Qualche esempio? La birra Ichnusa è di proprietà del colosso Heineken, il mirto Zedda Piras e i vigneti Sella&Mosca sono stati acquisiti dalla Campari, e di altre prossime cessioni si parla a proposito di alcune eccellenze nel settore agroalimentare. E allora non c’è davvero da stupirsi se tutti gli indicatori economici ci parlano di un tracollo che è persino più marcato rispetto a quello italiano.
I settori una volta trainanti (soprattutto l’industria) vanno verso l’azzeramento, i servizi risentono della fase recessiva e i prestiti bancari hanno inevitabilmente subito una forte contrazione. È un sistema al collasso, che non potrà reggere a lungo se la politica non avrà il coraggio di fare scelte draconiane a proposito dei rapporti (e del conflitto) col governo centrale.
Finché, nei fatti, la Sardegna resterà un’entità geografica a disposizione non solo del sistema globalizzato ma anche degli egoismi dello Stato, non c’è alcuna speranza di invertire il trend. Occorrerà rassegnarsi allo spopolamento (che è, infatti, ormai dato per scontato da tutti gli istituti di statistica che si occupano di fare proiezioni demografiche), al “servaggio” (per dirla con lo storico pensatore indipendentista Antonio Simon Mossa) e alla perdita di ogni minima autonomia.
È soprattutto per questo che l’intera politica isolana è chiamata a un atto di coraggio e di indipendenza dalle casamatte centraliste.
Conosco abbastanza bene il mondo del credito sardo e sufficientemente bene quello imprenditoriale dell’isola. Ho letto tante, tantissime, troppe analisi… Ma al di là delle analisi… Ognuno propina la sua… Poche sono le soluzioni proposte…
Una volta individuato il male e misurata la febbre, quale la cura?
Caro Direttore,
la “cura” in campo economico non va certo cercata nell’autonomia o (peggio) autarchia con improbabili imprese sarde capaci di far tutto.
Ben vengano i capitali dall’esterno e le imprese che vogliono realmente realizzare attività sostenibili e coerenti con quello che la Sardegna può essere: una splendida Isola, dal clima, dai sapori e dal paesaggio fantastico, sicura e … con l’aggiunta di tutto quello che oggi manca e su cui un serio governo sardo dovrebbe lavorare per innescare un cilco virtuoso:
1. Collegamenti aerei e marittimi anche poco sotto quello che già hanno le vicine isole baleari (senza andare troppo lontano), incluse ovviamente le connessioni con le principali città europee
2. Corporate Tax veramente competitiva: gli esempi di altre isole o della stessa Irlanda non mancano. Cosa crede che possa spingere un’azienda a localizzarsi ed investire in un luogo piuttosto che in un altro? E non stiamo certo parlando di industria inquinante, ma di servizi (inclusi quelli bancari ad arricchire l’offerta, la competizione e le condizioni per i clienti) o aziende innovative o “tecnologiche” o semplicemente ad elevata concentrazione di assets immateriali.

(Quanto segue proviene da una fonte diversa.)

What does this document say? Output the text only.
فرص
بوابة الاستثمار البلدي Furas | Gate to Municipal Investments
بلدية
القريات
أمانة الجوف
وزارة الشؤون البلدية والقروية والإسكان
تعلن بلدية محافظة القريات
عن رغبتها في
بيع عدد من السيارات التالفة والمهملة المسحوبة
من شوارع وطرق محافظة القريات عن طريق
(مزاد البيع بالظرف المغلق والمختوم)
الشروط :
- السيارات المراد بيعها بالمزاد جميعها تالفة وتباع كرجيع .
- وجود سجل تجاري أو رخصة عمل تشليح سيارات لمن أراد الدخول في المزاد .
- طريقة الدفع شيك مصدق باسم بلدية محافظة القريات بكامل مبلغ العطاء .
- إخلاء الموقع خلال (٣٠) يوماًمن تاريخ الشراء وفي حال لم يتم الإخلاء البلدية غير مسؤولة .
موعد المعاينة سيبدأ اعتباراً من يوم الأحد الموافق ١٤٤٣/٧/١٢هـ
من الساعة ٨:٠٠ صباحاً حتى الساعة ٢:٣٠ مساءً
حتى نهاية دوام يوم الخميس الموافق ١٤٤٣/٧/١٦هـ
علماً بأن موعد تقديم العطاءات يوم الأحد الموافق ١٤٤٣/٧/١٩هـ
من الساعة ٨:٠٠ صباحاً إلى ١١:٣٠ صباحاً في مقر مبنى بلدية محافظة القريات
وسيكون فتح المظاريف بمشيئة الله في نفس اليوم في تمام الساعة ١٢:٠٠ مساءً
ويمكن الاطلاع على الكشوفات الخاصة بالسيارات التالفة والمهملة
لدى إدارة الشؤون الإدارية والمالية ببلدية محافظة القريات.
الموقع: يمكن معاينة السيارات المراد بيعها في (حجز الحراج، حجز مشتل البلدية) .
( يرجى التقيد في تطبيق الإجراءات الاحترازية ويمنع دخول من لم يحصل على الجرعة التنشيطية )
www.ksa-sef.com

3. Infrastrutture moderne, pienamente compatibili con il paesaggio che uniscano agevolamente il nord con il sud, l’est con l’ovest e il centro della Sardegna. Con l’aggiunta di tutto ciò di bello e sostenibile che possa farsi per migliorare la mobilità interna e la possibilità di godere della bellezza e della vera ricchezza dei paesi di tutta la Sardegna.
4. Popolazione perfettamente bilingue: oltre al sardo, le generazioni che verranno dovranno sapere parlare l’inglese di livello quasi pari alla prima lingua.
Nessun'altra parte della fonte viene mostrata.